The question with Gannett is how many of its problems are simply part of the overall local news crisis and how many are of its own making. Tim Franklin, senior associate dean and the John M. Mutz Chair in Local News at Northwestern’s Medill School, tweeted:

As it turned out, Lee did reasonably well, which Chris Krewson, executive director of Local Independent Online News (LION) Publishers noted in a response to Franklin.

I would argue that though the challenges facing community journalism are very real, there are some unique factors at work with the current iteration of Gannett, which lost its way in the cradle back when GateHouse Media was born.
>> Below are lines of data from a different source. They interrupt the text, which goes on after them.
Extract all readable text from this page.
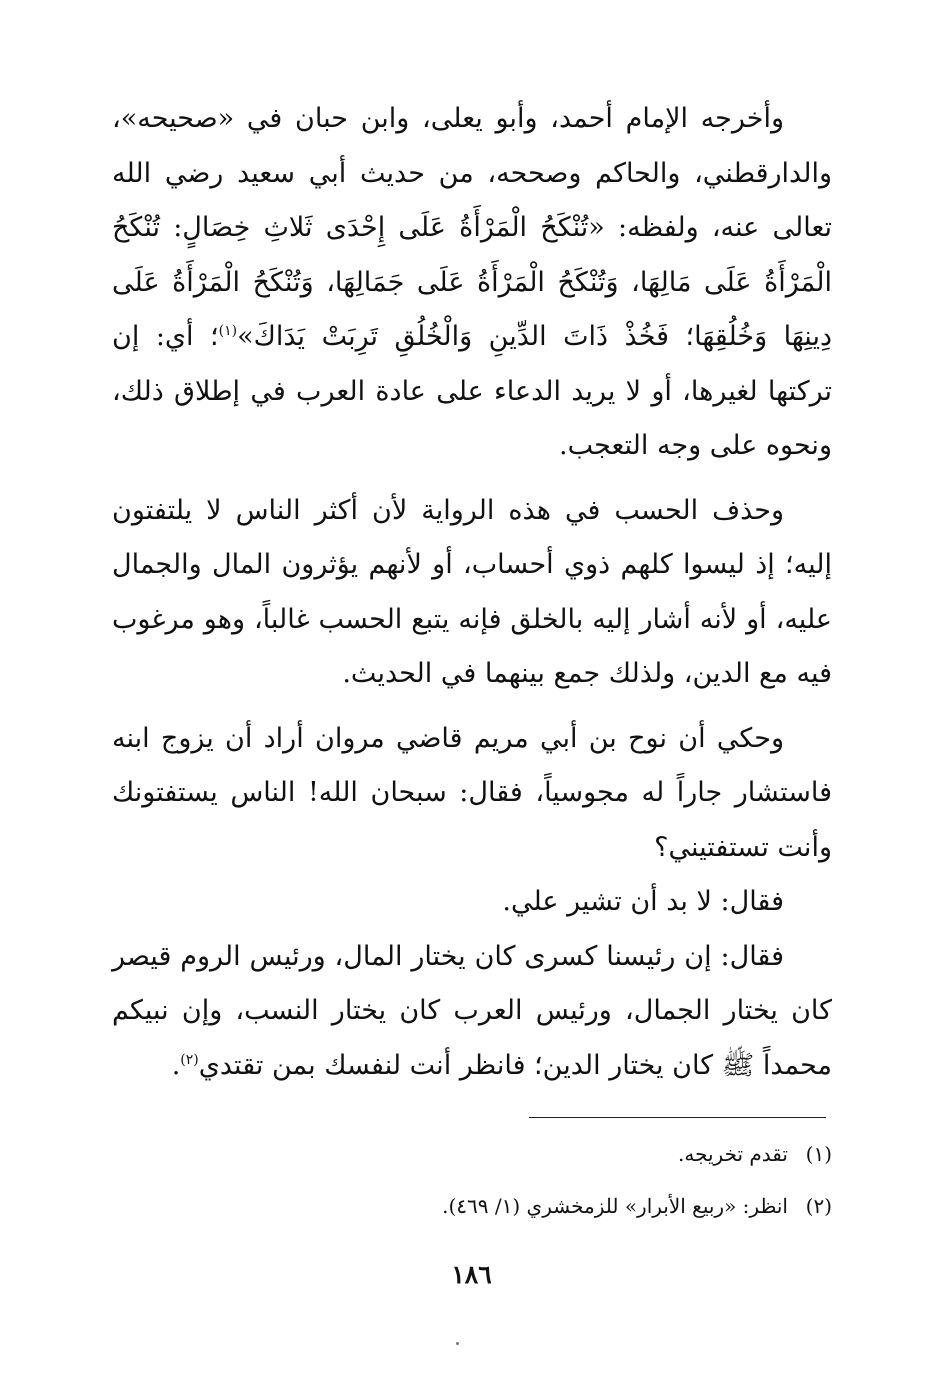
وأخرجه الإمام أحمد، وأبو يعلى، وابن حبان في «صحيحه»، والدارقطني، والحاكم وصححه، من حديث أبي سعيد رضي الله تعالى عنه، ولفظه: «تُنْكَحُ الْمَرْأَةُ عَلَى إِحْدَى ثَلاثِ خِصَالٍ: تُنْكَحُ الْمَرْأَةُ عَلَى مَالِهَا، وَتُنْكَحُ الْمَرْأَةُ عَلَى جَمَالِهَا، وَتُنْكَحُ الْمَرْأَةُ عَلَى دِينِهَا وَخُلُقِهَا؛ فَخُذْ ذَاتَ الدِّينِ وَالْخُلُقِ تَرِبَتْ يَدَاكَ»$^{(١)}$؛ أي: إن تركتها لغيرها، أو لا يريد الدعاء على عادة العرب في إطلاق ذلك، ونحوه على وجه التعجب.

وحذف الحسب في هذه الرواية لأن أكثر الناس لا يلتفتون إليه؛ إذ ليسوا كلهم ذوي أحساب، أو لأنهم يؤثرون المال والجمال عليه، أو لأنه أشار إليه بالخلق فإنه يتبع الحسب غالباً، وهو مرغوب فيه مع الدين، ولذلك جمع بينهما في الحديث.

وحكي أن نوح بن أبي مريم قاضي مروان أراد أن يزوج ابنه فاستشار جاراً له مجوسياً، فقال: سبحان الله! الناس يستفتونك وأنت تستفتيني؟

فقال: لا بد أن تشير علي.

فقال: إن رئيسنا كسرى كان يختار المال، ورئيس الروم قيصر كان يختار الجمال، ورئيس العرب كان يختار النسب، وإن نبيكم محمداً ﷺ كان يختار الدين؛ فانظر أنت لنفسك بمن تقتدي$^{(٢)}$.

(١)
تقدم تخريجه.
(٢)
انظر: «ربيع الأبرار» للزمخشري (١/ ٤٦٩).
١٨٦
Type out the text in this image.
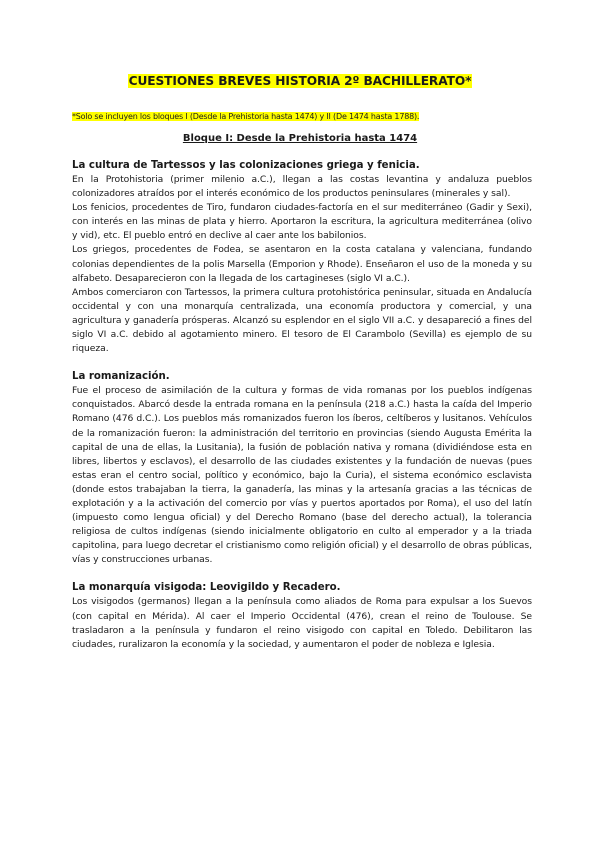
CUESTIONES BREVES HISTORIA 2º BACHILLERATO*
*Solo se incluyen los bloques I (Desde la Prehistoria hasta 1474) y II (De 1474 hasta 1788).
Bloque I: Desde la Prehistoria hasta 1474

La cultura de Tartessos y las colonizaciones griega y fenicia.

En la Protohistoria (primer milenio a.C.), llegan a las costas levantina y andaluza pueblos colonizadores atraídos por el interés económico de los productos peninsulares (minerales y sal).

Los fenicios, procedentes de Tiro, fundaron ciudades-factoría en el sur mediterráneo (Gadir y Sexi), con interés en las minas de plata y hierro. Aportaron la escritura, la agricultura mediterránea (olivo y vid), etc. El pueblo entró en declive al caer ante los babilonios.

Los griegos, procedentes de Fodea, se asentaron en la costa catalana y valenciana, fundando colonias dependientes de la polis Marsella (Emporion y Rhode). Enseñaron el uso de la moneda y su alfabeto. Desaparecieron con la llegada de los cartagineses (siglo VI a.C.).

Ambos comerciaron con Tartessos, la primera cultura protohistórica peninsular, situada en Andalucía occidental y con una monarquía centralizada, una economía productora y comercial, y una agricultura y ganadería prósperas. Alcanzó su esplendor en el siglo VII a.C. y desapareció a fines del siglo VI a.C. debido al agotamiento minero. El tesoro de El Carambolo (Sevilla) es ejemplo de su riqueza.

La romanización.

Fue el proceso de asimilación de la cultura y formas de vida romanas por los pueblos indígenas conquistados. Abarcó desde la entrada romana en la península (218 a.C.) hasta la caída del Imperio Romano (476 d.C.). Los pueblos más romanizados fueron los íberos, celtíberos y lusitanos. Vehículos de la romanización fueron: la administración del territorio en provincias (siendo Augusta Emérita la capital de una de ellas, la Lusitania), la fusión de población nativa y romana (dividiéndose esta en libres, libertos y esclavos), el desarrollo de las ciudades existentes y la fundación de nuevas (pues estas eran el centro social, político y económico, bajo la Curia), el sistema económico esclavista (donde estos trabajaban la tierra, la ganadería, las minas y la artesanía gracias a las técnicas de explotación y a la activación del comercio por vías y puertos aportados por Roma), el uso del latín (impuesto como lengua oficial) y del Derecho Romano (base del derecho actual), la tolerancia religiosa de cultos indígenas (siendo inicialmente obligatorio en culto al emperador y a la triada capitolina, para luego decretar el cristianismo como religión oficial) y el desarrollo de obras públicas, vías y construcciones urbanas.

La monarquía visigoda: Leovigildo y Recadero.

Los visigodos (germanos) llegan a la península como aliados de Roma para expulsar a los Suevos (con capital en Mérida). Al caer el Imperio Occidental (476), crean el reino de Toulouse. Se trasladaron a la península y fundaron el reino visigodo con capital en Toledo. Debilitaron las ciudades, ruralizaron la economía y la sociedad, y aumentaron el poder de nobleza e Iglesia.
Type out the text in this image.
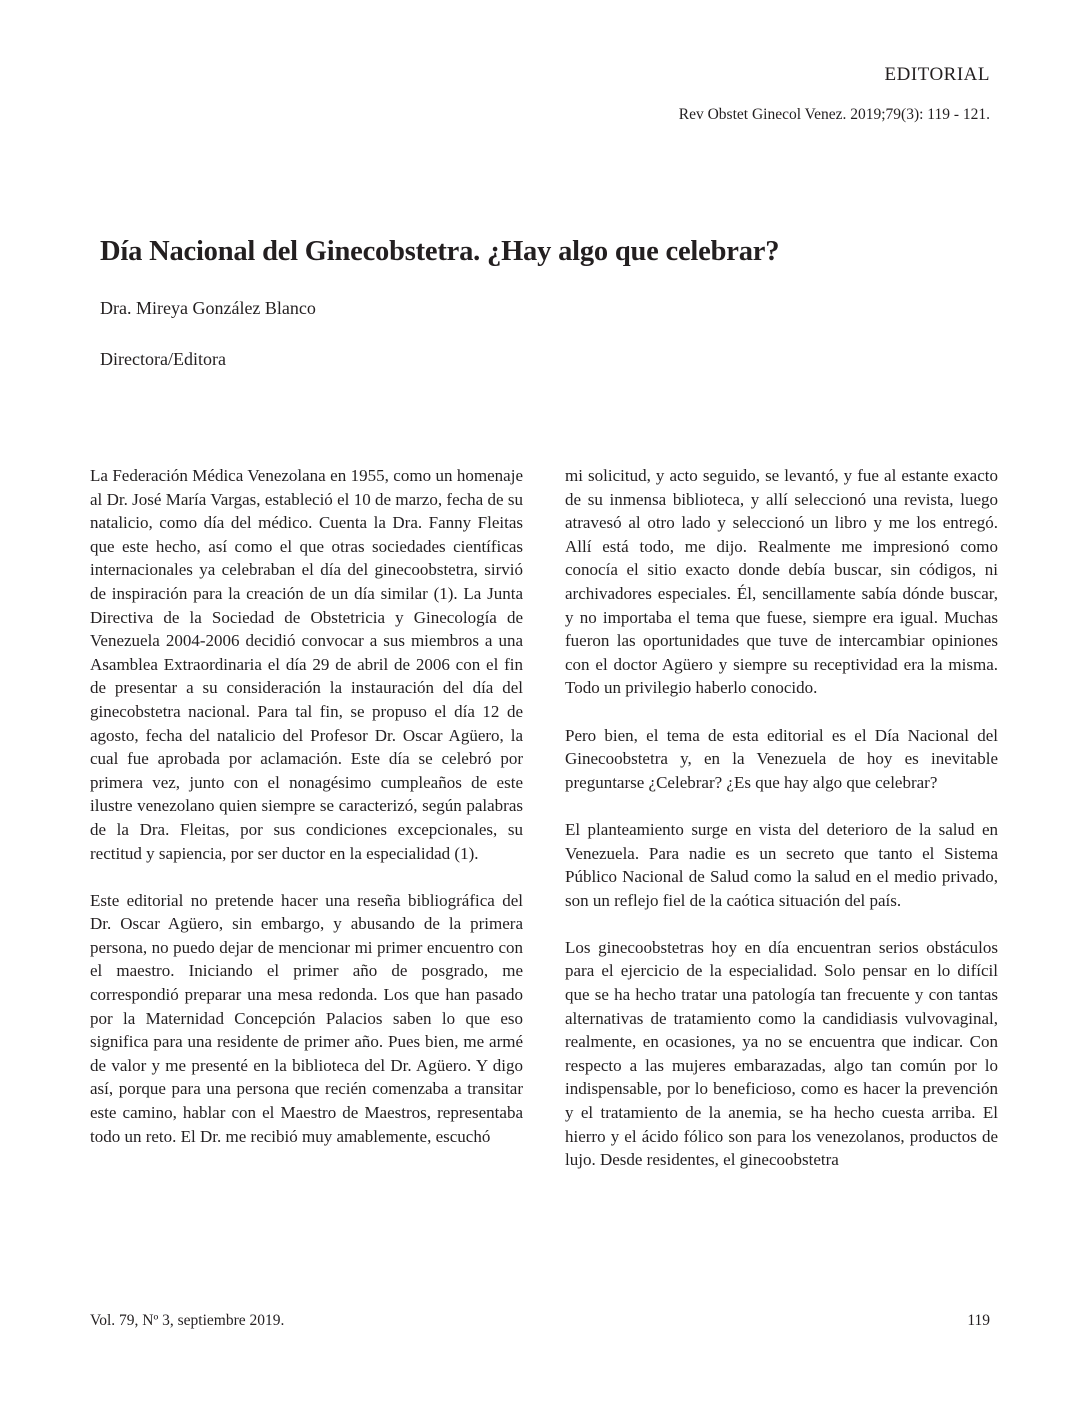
EDITORIAL
Rev Obstet Ginecol Venez. 2019;79(3): 119 - 121.
Día Nacional del Ginecobstetra. ¿Hay algo que celebrar?
Dra. Mireya González Blanco
Directora/Editora

La Federación Médica Venezolana en 1955, como un homenaje al Dr. José María Vargas, estableció el 10 de marzo, fecha de su natalicio, como día del médico. Cuenta la Dra. Fanny Fleitas que este hecho, así como el que otras sociedades científicas internacionales ya celebraban el día del ginecoobstetra, sirvió de inspiración para la creación de un día similar (1). La Junta Directiva de la Sociedad de Obstetricia y Ginecología de Venezuela 2004-2006 decidió convocar a sus miembros a una Asamblea Extraordinaria el día 29 de abril de 2006 con el fin de presentar a su consideración la instauración del día del ginecobstetra nacional. Para tal fin, se propuso el día 12 de agosto, fecha del natalicio del Profesor Dr. Oscar Agüero, la cual fue aprobada por aclamación. Este día se celebró por primera vez, junto con el nonagésimo cumpleaños de este ilustre venezolano quien siempre se caracterizó, según palabras de la Dra. Fleitas, por sus condiciones excepcionales, su rectitud y sapiencia, por ser ductor en la especialidad (1).

Este editorial no pretende hacer una reseña bibliográfica del Dr. Oscar Agüero, sin embargo, y abusando de la primera persona, no puedo dejar de mencionar mi primer encuentro con el maestro. Iniciando el primer año de posgrado, me correspondió preparar una mesa redonda. Los que han pasado por la Maternidad Concepción Palacios saben lo que eso significa para una residente de primer año. Pues bien, me armé de valor y me presenté en la biblioteca del Dr. Agüero. Y digo así, porque para una persona que recién comenzaba a transitar este camino, hablar con el Maestro de Maestros, representaba todo un reto. El Dr. me recibió muy amablemente, escuchó

mi solicitud, y acto seguido, se levantó, y fue al estante exacto de su inmensa biblioteca, y allí seleccionó una revista, luego atravesó al otro lado y seleccionó un libro y me los entregó. Allí está todo, me dijo. Realmente me impresionó como conocía el sitio exacto donde debía buscar, sin códigos, ni archivadores especiales. Él, sencillamente sabía dónde buscar, y no importaba el tema que fuese, siempre era igual. Muchas fueron las oportunidades que tuve de intercambiar opiniones con el doctor Agüero y siempre su receptividad era la misma. Todo un privilegio haberlo conocido.

Pero bien, el tema de esta editorial es el Día Nacional del Ginecoobstetra y, en la Venezuela de hoy es inevitable preguntarse ¿Celebrar? ¿Es que hay algo que celebrar?

El planteamiento surge en vista del deterioro de la salud en Venezuela. Para nadie es un secreto que tanto el Sistema Público Nacional de Salud como la salud en el medio privado, son un reflejo fiel de la caótica situación del país.

Los ginecoobstetras hoy en día encuentran serios obstáculos para el ejercicio de la especialidad. Solo pensar en lo difícil que se ha hecho tratar una patología tan frecuente y con tantas alternativas de tratamiento como la candidiasis vulvovaginal, realmente, en ocasiones, ya no se encuentra que indicar. Con respecto a las mujeres embarazadas, algo tan común por lo indispensable, por lo beneficioso, como es hacer la prevención y el tratamiento de la anemia, se ha hecho cuesta arriba. El hierro y el ácido fólico son para los venezolanos, productos de lujo. Desde residentes, el ginecoobstetra

Vol. 79, Nº 3, septiembre 2019.	119
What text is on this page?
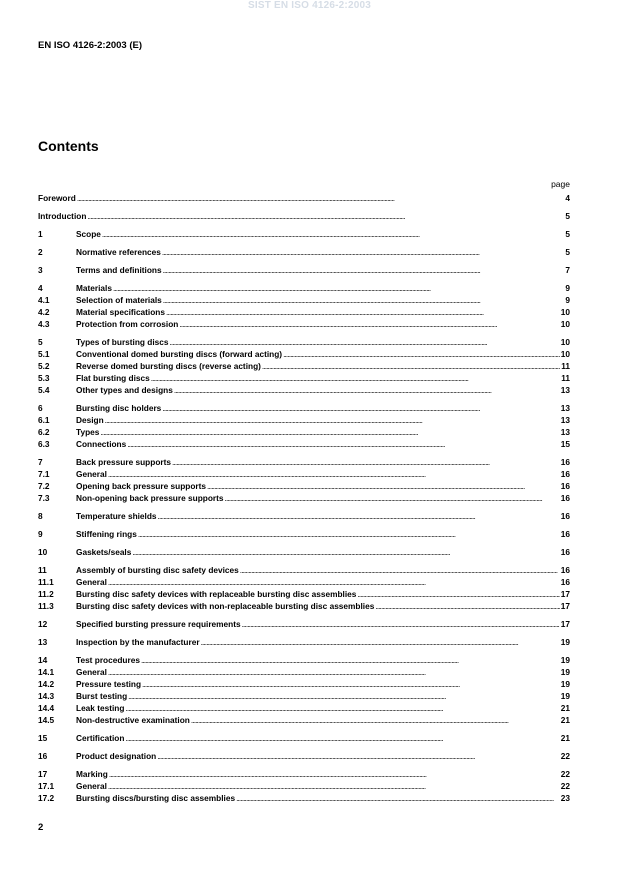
SIST EN ISO 4126-2:2003
EN ISO 4126-2:2003 (E)
Contents
page
Foreword . . .	4
Introduction . . .	5
1	Scope . . .	5
2	Normative references . . .	5
3	Terms and definitions . . .	7
4	Materials . . .	9
4.1	Selection of materials . . .	9
4.2	Material specifications . . .	10
4.3	Protection from corrosion . . .	10
5	Types of bursting discs . . .	10
5.1	Conventional domed bursting discs (forward acting) . . .	10
5.2	Reverse domed bursting discs (reverse acting) . . .	11
5.3	Flat bursting discs . . .	11
5.4	Other types and designs . . .	13
6	Bursting disc holders . . .	13
6.1	Design . . .	13
6.2	Types . . .	13
6.3	Connections . . .	15
7	Back pressure supports . . .	16
7.1	General . . .	16
7.2	Opening back pressure supports . . .	16
7.3	Non-opening back pressure supports . . .	16
8	Temperature shields . . .	16
9	Stiffening rings . . .	16
10	Gaskets/seals . . .	16
11	Assembly of bursting disc safety devices . . .	16
11.1	General . . .	16
11.2	Bursting disc safety devices with replaceable bursting disc assemblies . . .	17
11.3	Bursting disc safety devices with non-replaceable bursting disc assemblies . . .	17
12	Specified bursting pressure requirements . . .	17
13	Inspection by the manufacturer . . .	19
14	Test procedures . . .	19
14.1	General . . .	19
14.2	Pressure testing . . .	19
14.3	Burst testing . . .	19
14.4	Leak testing . . .	21
14.5	Non-destructive examination . . .	21
15	Certification . . .	21
16	Product designation . . .	22
17	Marking . . .	22
17.1	General . . .	22
17.2	Bursting discs/bursting disc assemblies . . .	23
2
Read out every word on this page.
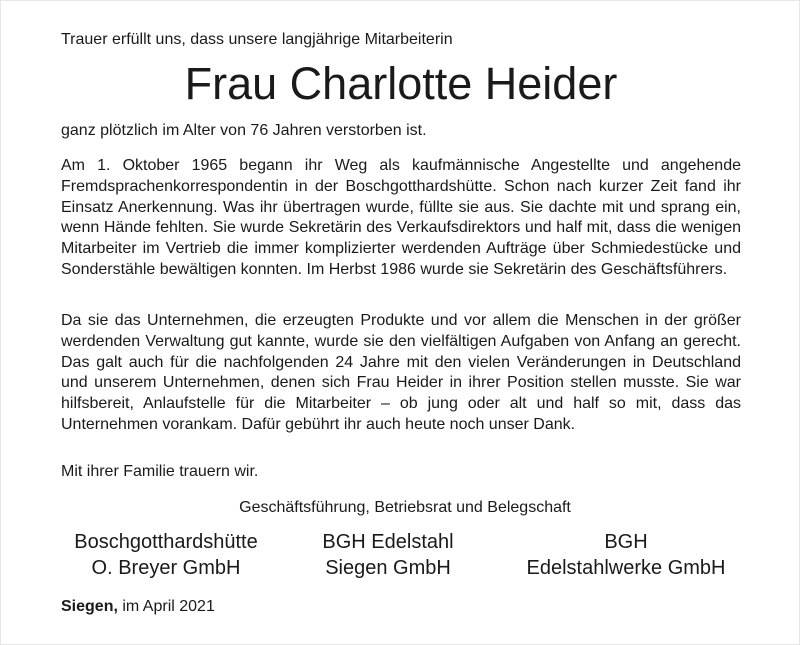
Trauer erfüllt uns, dass unsere langjährige Mitarbeiterin
Frau Charlotte Heider
ganz plötzlich im Alter von 76 Jahren verstorben ist.

Am 1. Oktober 1965 begann ihr Weg als kaufmännische Angestellte und angehende Fremdsprachenkorrespondentin in der Boschgotthardshütte. Schon nach kurzer Zeit fand ihr Einsatz Anerkennung. Was ihr übertragen wurde, füllte sie aus. Sie dachte mit und sprang ein, wenn Hände fehlten. Sie wurde Sekretärin des Verkaufsdirektors und half mit, dass die wenigen Mitarbeiter im Vertrieb die immer komplizierter werdenden Aufträge über Schmiedestücke und Sonderstähle bewältigen konnten. Im Herbst 1986 wurde sie Sekretärin des Geschäftsführers.

Da sie das Unternehmen, die erzeugten Produkte und vor allem die Menschen in der größer werdenden Verwaltung gut kannte, wurde sie den vielfältigen Aufgaben von Anfang an gerecht. Das galt auch für die nachfolgenden 24 Jahre mit den vielen Veränderungen in Deutschland und unserem Unternehmen, denen sich Frau Heider in ihrer Position stellen musste. Sie war hilfsbereit, Anlaufstelle für die Mitarbeiter – ob jung oder alt und half so mit, dass das Unternehmen vorankam. Dafür gebührt ihr auch heute noch unser Dank.

Mit ihrer Familie trauern wir.

Geschäftsführung, Betriebsrat und Belegschaft
Boschgotthardshütte
O. Breyer GmbH
BGH Edelstahl
Siegen GmbH
BGH
Edelstahlwerke GmbH
Siegen, im April 2021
GateHouse and Gannett merged a few years ago, but it was essentially a takeover by GateHouse, which has been pillaging its local titles for the past 15 or so years. Gannett’s schemes to overcome the mess in which it finds itself strike me as harebrained. Its plan to pursue sports betting isn’t going well, as Edmonds reports. Then there is its dream of getting into nonfungible tokens (NFTs). Seriously?

Gannett’s flagship is USA Today, which is still a solid paper. If I had to guess, I’d say they’ll leave it pretty much alone so that they can use it as a wire service to fill up their regional and local papers. I mean, even more than they’re already doing.

Sadly, Gannett’s journalists have been on a roll, with reporters at the Indianapolis Star and The Columbus Dispatch breaking the story about a pregnant 10-year-old rape victim — and then confirming it when it was questioned by right-wing propagandists and by Washington Post fact-checker Glenn Kessler. The Austin American-Statesman obtained and published video of the police (non)response to the school shootings in Uvalde, Texas, after editing out the children’s screams. This is outstanding journalism, and soon Gannett will have fewer journalists.

Gannett’s greed and incompetence are going to mean fewer jobs for reporters and less coverage for local communities. It’s an ongoing tragedy, but it does open up possibilities for entrepreneurs who are looking to start new projects.